THE STORY – In 1956, in France, a priest is violently murdered, and Sister Irene begins to investigate. She once again comes face-to-face with a powerful evil.
THE CAST – Taissa Farmiga, Jonas Bloquet, Storm Reid, Anna Popplewell, Bonnie Aarons, Katelyn Rose Downey, Suzanne Bertish, Léontine d’Oncieu & Anouk Darwin Homewood
THE TEAM – Michael Chaves (Director), Ian Goldberg, Richard Naing & Akela Cooper (Writers)
THE RUNNING TIME – 110 Minutes
She’s back in the habit! Just in time for the start of the Halloween season (for those of us lunatics who dive right in on September 1st), The Demon Nun – as she’s officially credited – has returned to cause more mayhem. First introduced in a particularly memorable sequence in “The Conjuring 2,” theatergoers last encountered her in 2018’s “The Nun.” The latter film’s direct sequel now floats into cinemas with yet another frightening test of faith. Thankfully, “The Nun II” is a significant step up from its dull predecessor. While it takes some time to really get going, once the movie finds its footing, the filmmakers construct consistently clever scares to keep the audience jumping.
When we last saw the spooky sister (Bonnie Aarons), she was haunting a monastery in Romania before being seemingly defeated by an older priest, a young postulant named Irene (Taissa Farmiga), and Maurice, a local villager (Jonas Bloquet). Now, after a series of priests and nuns met violent ends across Europe, it appears the demonic Valak is back. This time, the nun is terrorizing a boarding school in France, and Sister Irene must once again come face to face with the hellish defiler.
The Conjuring Universe is one of the more uneven ones out there. While the original “The Conjuring” and its direct sequel “The Conjuring 2” are both a good spooky time, its spin-offs have been less reliably well-made. “Annabelle,” “The Nun,” and “The Curse of La Llorona” are all less effective let-downs, as is the threequel “The Conjuring: The Devil Made Me Do It.” Strangely, the two “Annabelle” sequels – “Creation” and “Comes Home” – are vast improvements on the original film, likely thanks to the ingenuity of their directors (David F. Sandberg and Gary Dauberman, respectively).
“The Nun II” is helmed by director Michael Chaves, who seemingly only makes feature films if they’re part of the Conjuring Universe – his film resume only otherwise consists of “The Curse of La Llorona” and “The Conjuring: The Devil Made Me Do It.” His latest film, thankfully, is his best one yet. From the opening sequence where a priest is destroyed in a horrifying fashion, Chaves makes it clear that his movie will be a nasty, uncompromising occasion. None of the characters, regardless of age, rank, or position, are safe from the titular demon.

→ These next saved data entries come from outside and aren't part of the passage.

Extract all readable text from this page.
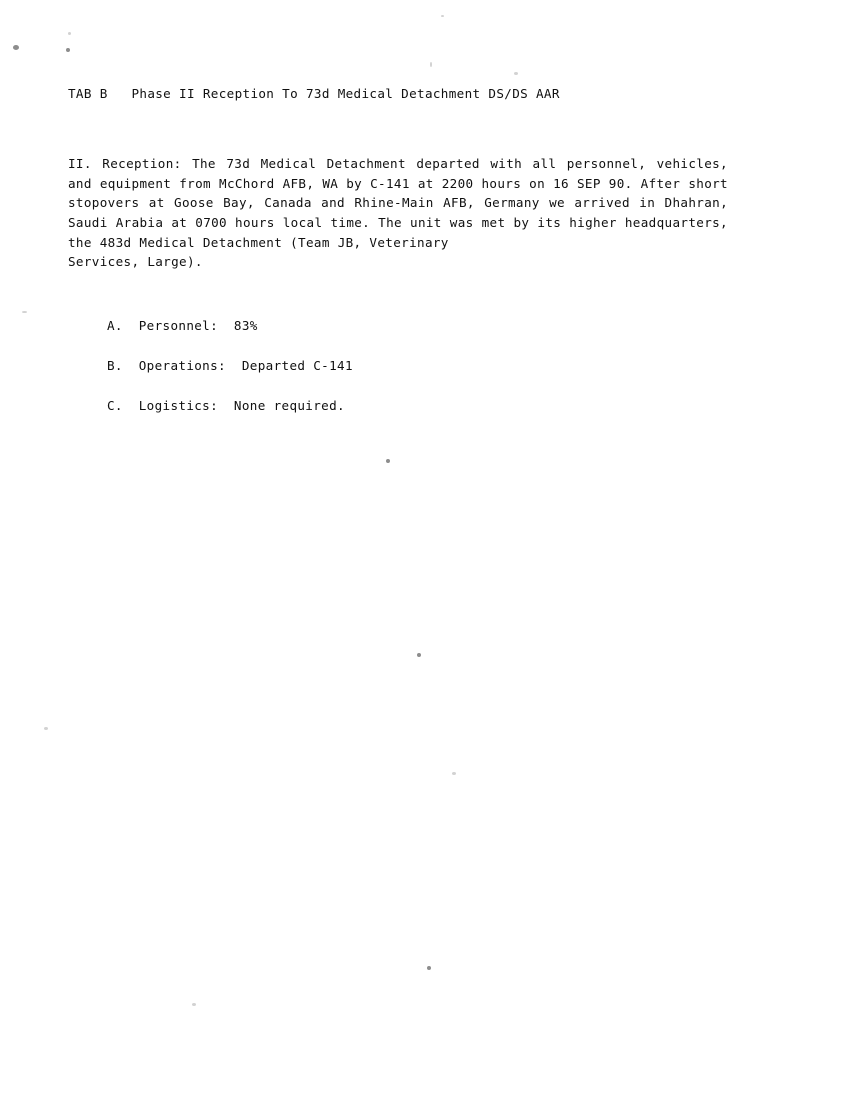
TAB B   Phase II Reception To 73d Medical Detachment DS/DS AAR

II. Reception: The 73d Medical Detachment departed with all personnel, vehicles, and equipment from McChord AFB, WA by C-141 at 2200 hours on 16 SEP 90. After short stopovers at Goose Bay, Canada and Rhine-Main AFB, Germany we arrived in Dhahran, Saudi Arabia at 0700 hours local time. The unit was met by its higher headquarters, the 483d Medical Detachment (Team JB, Veterinary

Services, Large).

A.  Personnel:  83%
B.  Operations:  Departed C-141
C.  Logistics:  None required.
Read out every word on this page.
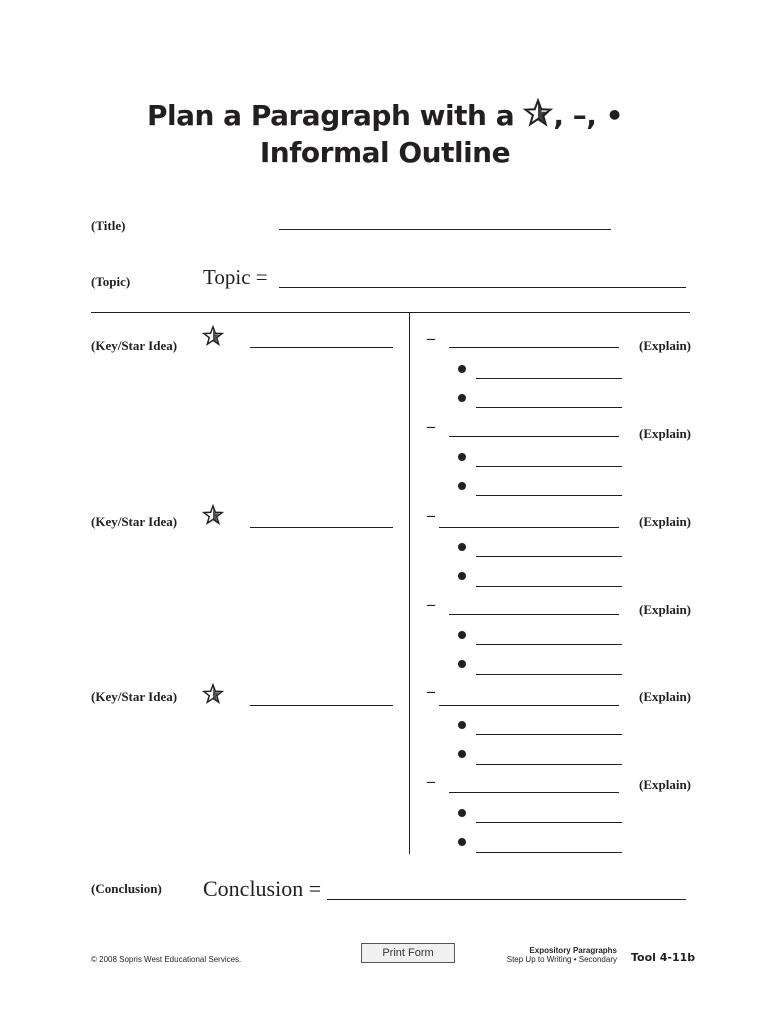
Plan a Paragraph with a , –, •
Informal Outline
(Title)
(Topic)	Topic =
(Key/Star Idea)	–	(Explain)
–	(Explain)
(Key/Star Idea)	–	(Explain)
–	(Explain)
(Key/Star Idea)	–	(Explain)
–	(Explain)
(Conclusion) Conclusion =
© 2008 Sopris West Educational Services.
Print Form	Expository Paragraphs
Step Up to Writing • Secondary Tool 4-11b
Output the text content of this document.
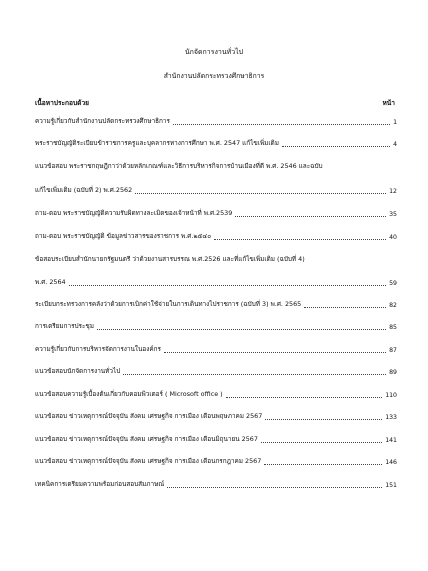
นักจัดการงานทั่วไป
สำนักงานปลัดกระทรวงศึกษาธิการ
เนื้อหาประกอบด้วย	หน้า
ความรู้เกี่ยวกับสำนักงานปลัดกระทรวงศึกษาธิการ	1
พระราชบัญญัติระเบียบข้าราชการครูและบุคลากรทางการศึกษา พ.ศ. 2547 แก้ไขเพิ่มเติม	4
แนวข้อสอบ พระราชกฤษฎีกาว่าด้วยหลักเกณฑ์และวิธีการบริหารกิจการบ้านเมืองที่ดี พ.ศ. 2546 และฉบับ
แก้ไขเพิ่มเติม (ฉบับที่ 2) พ.ศ.2562	12
ถาม-ตอบ พระราชบัญญัติความรับผิดทางละเมิดของเจ้าหน้าที่ พ.ศ.2539	35
ถาม-ตอบ พระราชบัญญัติ ข้อมูลข่าวสารของราชการ พ.ศ.๒๕๔๐	40
ข้อสอบระเบียบสำนักนายกรัฐมนตรี ว่าด้วยงานสารบรรณ พ.ศ.2526 และที่แก้ไขเพิ่มเติม (ฉบับที่ 4)
พ.ศ. 2564	59
ระเบียบกระทรวงการคลังว่าด้วยการเบิกค่าใช้จ่ายในการเดินทางไปราชการ (ฉบับที่ 3) พ.ศ. 2565	82
การเตรียมการประชุม	85
ความรู้เกี่ยวกับการบริหารจัดการงานในองค์กร	87
แนวข้อสอบนักจัดการงานทั่วไป	89
แนวข้อสอบความรู้เบื้องต้นเกี่ยวกับคอมพิวเตอร์ ( Microsoft office )	110
แนวข้อสอบ ข่าวเหตุการณ์ปัจจุบัน สังคม เศรษฐกิจ การเมือง เดือนพฤษภาคม 2567	133
แนวข้อสอบ ข่าวเหตุการณ์ปัจจุบัน สังคม เศรษฐกิจ การเมือง เดือนมิถุนายน 2567	141
แนวข้อสอบ ข่าวเหตุการณ์ปัจจุบัน สังคม เศรษฐกิจ การเมือง เดือนกรกฎาคม 2567	146
เทคนิคการเตรียมความพร้อมก่อนสอบสัมภาษณ์	151
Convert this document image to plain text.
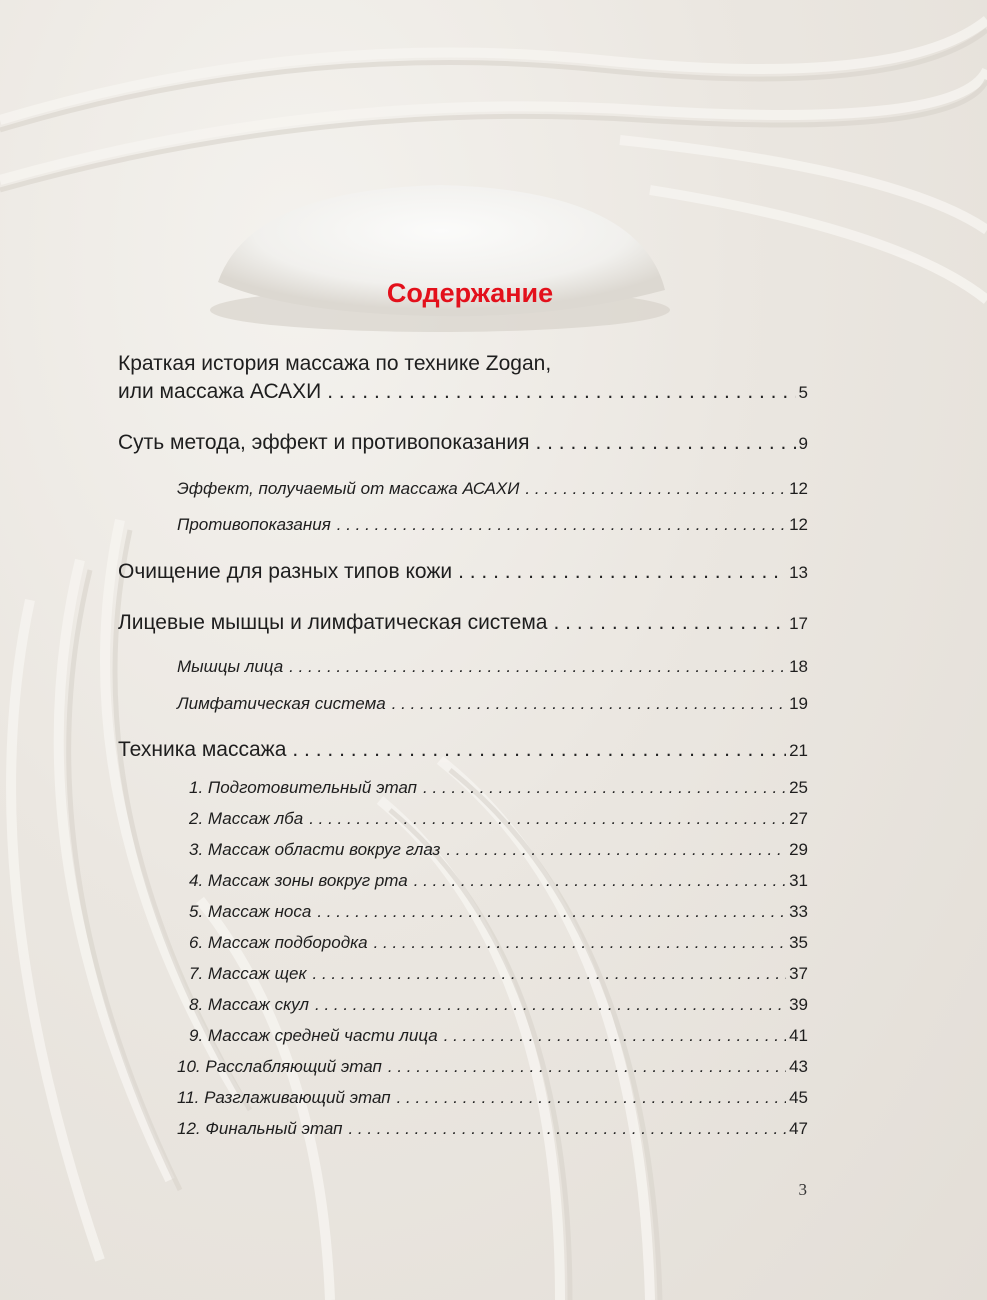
Содержание
Краткая история массажа по технике Zogan,
или массажа АСАХИ . . .	5
Суть метода, эффект и противопоказания . . .	9
Эффект, получаемый от массажа АСАХИ . . .	12
Противопоказания . . .	12
Очищение для разных типов кожи . . .	13
Лицевые мышцы и лимфатическая система . . .	17
Мышцы лица . . .	18
Лимфатическая система . . .	19
Техника массажа . . .	21
1. Подготовительный этап . . .	25
2. Массаж лба . . .	27
3. Массаж области вокруг глаз . . .	29
4. Массаж зоны вокруг рта . . .	31
5. Массаж носа . . .	33
6. Массаж подбородка . . .	35
7. Массаж щек . . .	37
8. Массаж скул . . .	39
9. Массаж средней части лица . . .	41
10. Расслабляющий этап . . .	43
11. Разглаживающий этап . . .	45
12. Финальный этап . . .	47
3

The film may start strong, but that doesn’t mean it maintains that energy throughout. Especially in the first hour, the pacing drags, with some lifeless exposition scenes carried out with a feeling of leaden obligation. It may only run 15 minutes more than “The Nun,” but this sequel feels significantly longer. However, the final sequence is thrilling, with several concurrent set pieces building on top of each other to create a house of cards of frights. One goat-like creature who terrorizes the characters in this portion of the film is particularly scary, thanks to some devilishly good design and costuming.
As with so many modern Hollywood movies, “The Nun II” is apparently shot with as little light as possible. Obviously, that’s often to obscure what can be seen for the purpose of a frightening revelation, but it sometimes feels as if something is possibly being lost in the darkness on screen. Still, there are some pleasing moments of framing, showing that care went into the cinematography and blocking. Marco Beltrami’s score is also an effective addition to the frights, bringing an appropriate grandness to the church-based story.
Taissa Farmiga is back as Sister Irene. She’s unquestionably the sole lead this time, and her performance, like nearly all aspects of this movie, is an upgrade from the first film. Whereas in “The Nun,” she’s a bit vacant, here she brings a newfound fierceness to the character. In fact, she and Storm Reid (playing a younger nun named Sister Debra) deliver some excellent screams that will make horror fans happy. As the nun herself, Bonnie Aarons brings an unquestionably menacing quality to her silent character. Obviously, the frightening makeup is doing a lot of work, but Aarons knows precisely how to mold her face and hold an expression to constantly find new ways to scare the characters and the audience. Also returning from the previous film is Jonas Bloquet as Maurice (thankfully, this film refrains from calling him “Frenchie,” his previously used creaky nickname). While he’s charming enough in his more humane scenes, he’s not quite as well-equipped to play the demonic side of his possessed character. He’s limited to merely making a series of snarling faces.
Thanks to some vicious violence, well-crafted scares, and an exhilarating finale, “The Nun II” is a welcome improvement on the tedious first film. It’s not the most consistently propulsive scary movie. Still, anyone looking for a simply enjoyable horror film with some images that will stick with them long after the credits roll is sure to be satisfied with this offering.